Not only does this provide a post-COVID jobs program and address climate change, but it makes our energy infrastructure far more resilient. With miles of exposed powerlines, centralized coal and gas power plants are outdated, inefficient, and vulnerable. If the power plant goes down, thousands, even millions of people will lose power. However, if some solar panels are damaged, the rest of the smart grid remains intact, filling in for the damaged panels and keep the power. Power is democratized when methods like the Brooklyn Microgrid give people power over their power.

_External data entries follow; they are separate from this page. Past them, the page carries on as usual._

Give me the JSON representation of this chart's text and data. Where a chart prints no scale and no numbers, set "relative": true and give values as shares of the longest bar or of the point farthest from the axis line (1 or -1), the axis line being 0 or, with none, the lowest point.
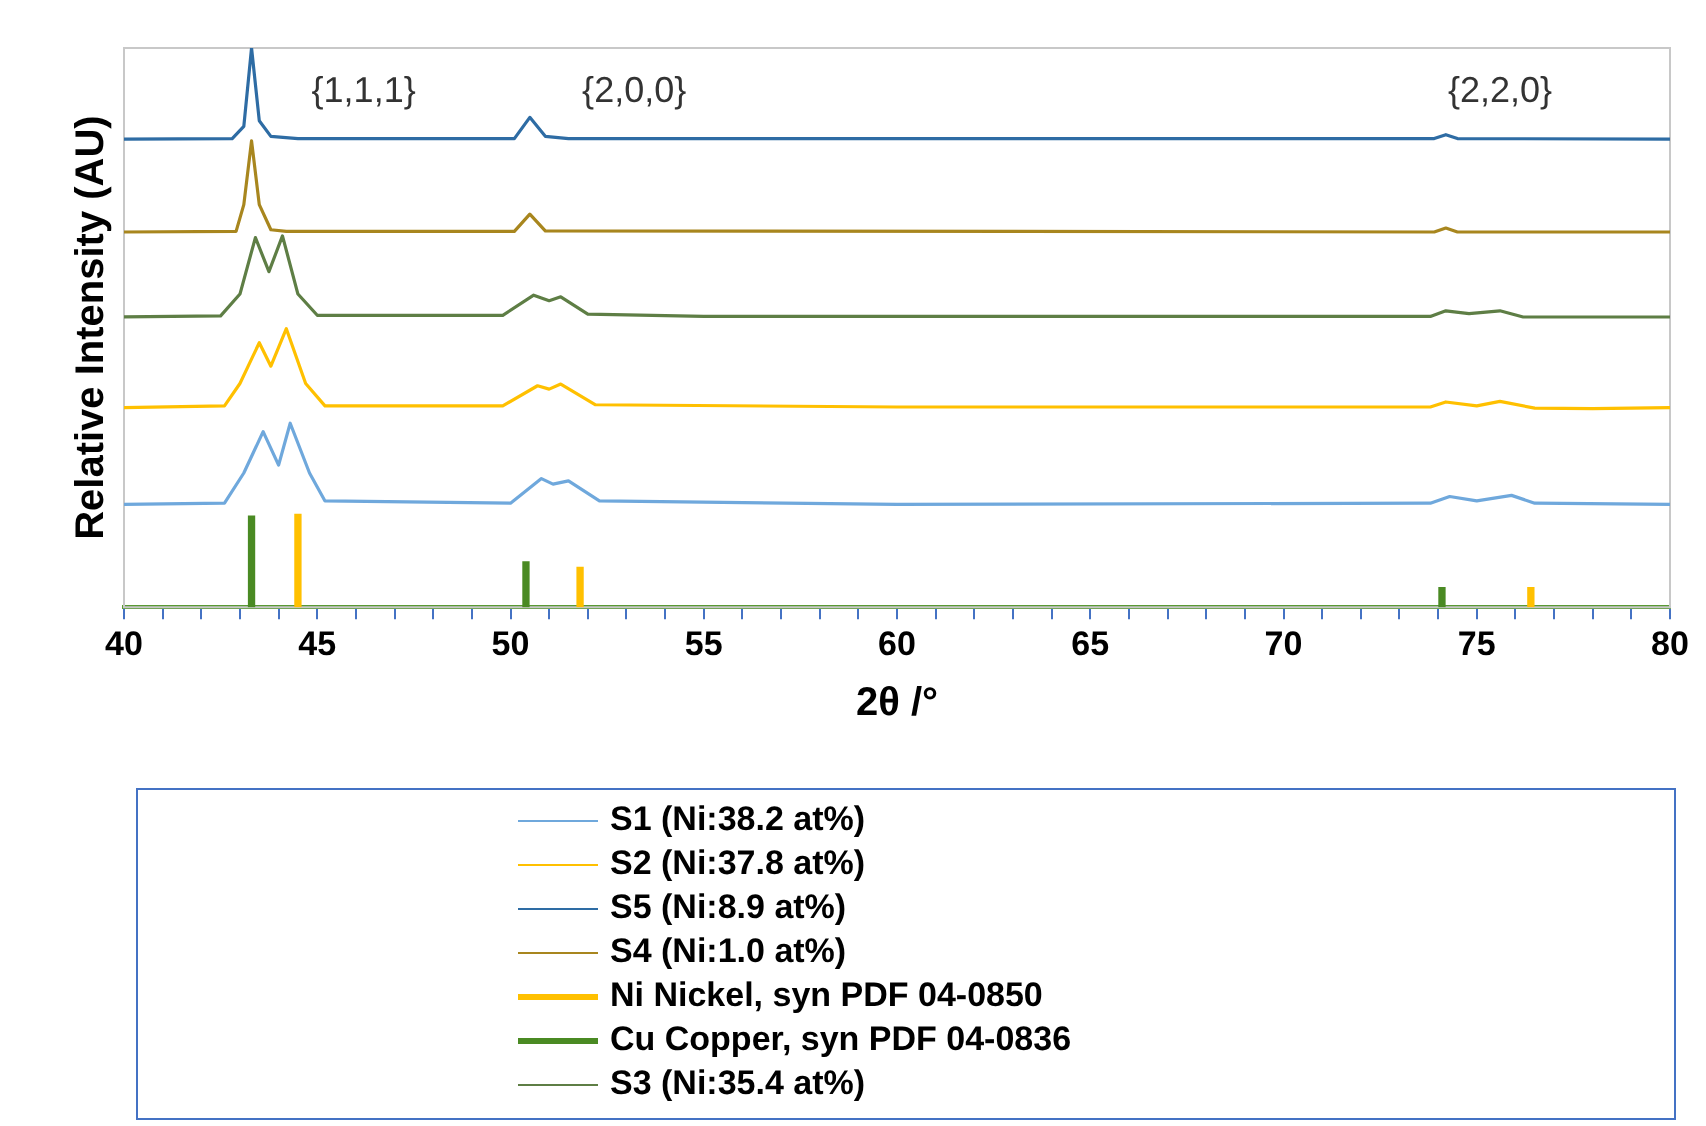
{
  "chart_data": {
    "type": "line",
    "relative": true,
    "xlabel": "2θ /°",
    "ylabel": "Relative Intensity (AU)",
    "xlim": [
      40,
      80
    ],
    "xticks": [
      40,
      {
        "value": 41,
        "label": null
      },
      {
        "value": 42,
        "label": null
      },
      {
        "value": 43,
        "label": null
      },
      {
        "value": 44,
        "label": null
      },
      45,
      {
        "value": 46,
        "label": null
      },
      {
        "value": 47,
        "label": null
      },
      {
        "value": 48,
        "label": null
      },
      {
        "value": 49,
        "label": null
      },
      50,
      {
        "value": 51,
        "label": null
      },
      {
        "value": 52,
        "label": null
      },
      {
        "value": 53,
        "label": null
      },
      {
        "value": 54,
        "label": null
      },
      55,
      {
        "value": 56,
        "label": null
      },
      {
        "value": 57,
        "label": null
      },
      {
        "value": 58,
        "label": null
      },
      {
        "value": 59,
        "label": null
      },
      60,
      {
        "value": 61,
        "label": null
      },
      {
        "value": 62,
        "label": null
      },
      {
        "value": 63,
        "label": null
      },
      {
        "value": 64,
        "label": null
      },
      65,
      {
        "value": 66,
        "label": null
      },
      {
        "value": 67,
        "label": null
      },
      {
        "value": 68,
        "label": null
      },
      {
        "value": 69,
        "label": null
      },
      70,
      {
        "value": 71,
        "label": null
      },
      {
        "value": 72,
        "label": null
      },
      {
        "value": 73,
        "label": null
      },
      {
        "value": 74,
        "label": null
      },
      75,
      {
        "value": 76,
        "label": null
      },
      {
        "value": 77,
        "label": null
      },
      {
        "value": 78,
        "label": null
      },
      {
        "value": 79,
        "label": null
      },
      80
    ],
    "grid": false,
    "legend": "bottom",
    "marker": "none",
    "line_style": "solid",
    "annotations": [
      "{1,1,1}",
      "{2,0,0}",
      "{2,2,0}"
    ],
    "series": [
      {
        "name": "S1 (Ni:38.2 at%)",
        "color": "#6fa8dc",
        "x": [
          40,
          42.6,
          43.1,
          43.6,
          44.0,
          44.3,
          44.8,
          45.2,
          50.0,
          50.8,
          51.1,
          51.5,
          52.3,
          60,
          73.8,
          74.3,
          75.0,
          75.9,
          76.5,
          80
        ],
        "values": [
          0.184,
          0.186,
          0.24,
          0.314,
          0.254,
          0.329,
          0.24,
          0.19,
          0.186,
          0.23,
          0.22,
          0.226,
          0.19,
          0.184,
          0.186,
          0.198,
          0.19,
          0.2,
          0.186,
          0.184
        ]
      },
      {
        "name": "S2 (Ni:37.8 at%)",
        "color": "#ffc000",
        "x": [
          40,
          42.6,
          43.0,
          43.5,
          43.8,
          44.2,
          44.7,
          45.2,
          49.8,
          50.7,
          51.0,
          51.3,
          52.2,
          60,
          73.8,
          74.2,
          75.0,
          75.6,
          76.5,
          78,
          80
        ],
        "values": [
          0.357,
          0.36,
          0.4,
          0.473,
          0.431,
          0.498,
          0.4,
          0.36,
          0.36,
          0.396,
          0.39,
          0.399,
          0.362,
          0.358,
          0.358,
          0.367,
          0.36,
          0.368,
          0.356,
          0.355,
          0.357
        ]
      },
      {
        "name": "S5 (Ni:8.9 at%)",
        "color": "#2e6ca4",
        "x": [
          40,
          42.8,
          43.1,
          43.3,
          43.5,
          43.8,
          44.5,
          50.1,
          50.5,
          50.9,
          51.5,
          73.9,
          74.2,
          74.5,
          80
        ],
        "values": [
          0.837,
          0.838,
          0.86,
          1.0,
          0.87,
          0.842,
          0.838,
          0.838,
          0.876,
          0.842,
          0.838,
          0.838,
          0.845,
          0.838,
          0.837
        ]
      },
      {
        "name": "S4 (Ni:1.0 at%)",
        "color": "#a8861e",
        "x": [
          40,
          42.9,
          43.1,
          43.3,
          43.5,
          43.8,
          44.2,
          50.1,
          50.5,
          50.9,
          73.9,
          74.2,
          74.5,
          80
        ],
        "values": [
          0.671,
          0.672,
          0.72,
          0.834,
          0.72,
          0.675,
          0.672,
          0.672,
          0.703,
          0.673,
          0.671,
          0.678,
          0.671,
          0.671
        ]
      },
      {
        "name": "Ni Nickel, syn PDF 04-0850",
        "type": "bar",
        "color": "#ffc000",
        "x": [
          44.5,
          51.8,
          76.4
        ],
        "values": [
          0.166,
          0.071,
          0.035
        ]
      },
      {
        "name": "Cu Copper, syn PDF 04-0836",
        "type": "bar",
        "color": "#4a8a23",
        "x": [
          43.3,
          50.4,
          74.1
        ],
        "values": [
          0.163,
          0.081,
          0.035
        ]
      },
      {
        "name": "S3 (Ni:35.4 at%)",
        "color": "#5e7e45",
        "x": [
          40,
          42.5,
          43.0,
          43.4,
          43.75,
          44.1,
          44.5,
          45.0,
          49.8,
          50.6,
          51.0,
          51.3,
          52.0,
          55,
          73.8,
          74.2,
          74.8,
          75.6,
          76.2,
          80
        ],
        "values": [
          0.519,
          0.521,
          0.56,
          0.661,
          0.6,
          0.664,
          0.56,
          0.522,
          0.522,
          0.558,
          0.548,
          0.555,
          0.524,
          0.52,
          0.52,
          0.53,
          0.525,
          0.53,
          0.519,
          0.519
        ]
      }
    ]
  }
}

When it comes to transportation, it’s more than just electric cars. Reaching carbon neutrality will require robust, electric public transportation. This means hundreds of thousands of new miles of railways. Millions of new busses, monorails, train cars, and subway trains. The infrastructure surrounding rail and bus travel will have to be retrofitted as well. This, too, will require millions of unionized construction jobs.

Agriculture

When it comes to agriculture and climate change, two things must happen. The industry must become carbon negative, and its supply chains must shrink immensely. Agriculture has the potential to become a massive carbon sink, sucking CO2 out of the atmosphere on an industrial scale and, as a result, yielding healthier, stronger, and larger crops. The innovative potentials for agriculture using technology like robotics and the Internet of Things are limitless, all offering job opportunities and new business niches. Secondly, the need to shrink supply chains and decentralize agriculture, accompanied by the myriad of new efficiency technologies, opens the door for a new generation of small-scale high-tech farmers. Thousands, or even millions of new farmers, selling locally to their community increases food access, food security, and consumer health and substantially reduces the carbon footprint of agro-industrial supply chains.

Manufacturing

Someone will have to make all these new rail cars, solar panels, wind turbines, farming equipment, and electric vehicles! This will cause a manufacturing boom, and with the right regulations and incentives in place, these booms can happen domestically. By happening at home, unionized manufacturing jobs can return to the factories they once resided in, reinvigorating local economies and clawing our way out of this economic depression. This army of blue-collar manufacturers would rival the size of those working to install the products they’re building.

It is essential to look at every issue from multiple angles, and with climate change, it is easy to get swept up in a purely ecological viewpoint. But the truth is, in the solutions reside endless opportunities to improve people’s material lives and create a booming economy that works for everyone and addresses climate change, not causes it.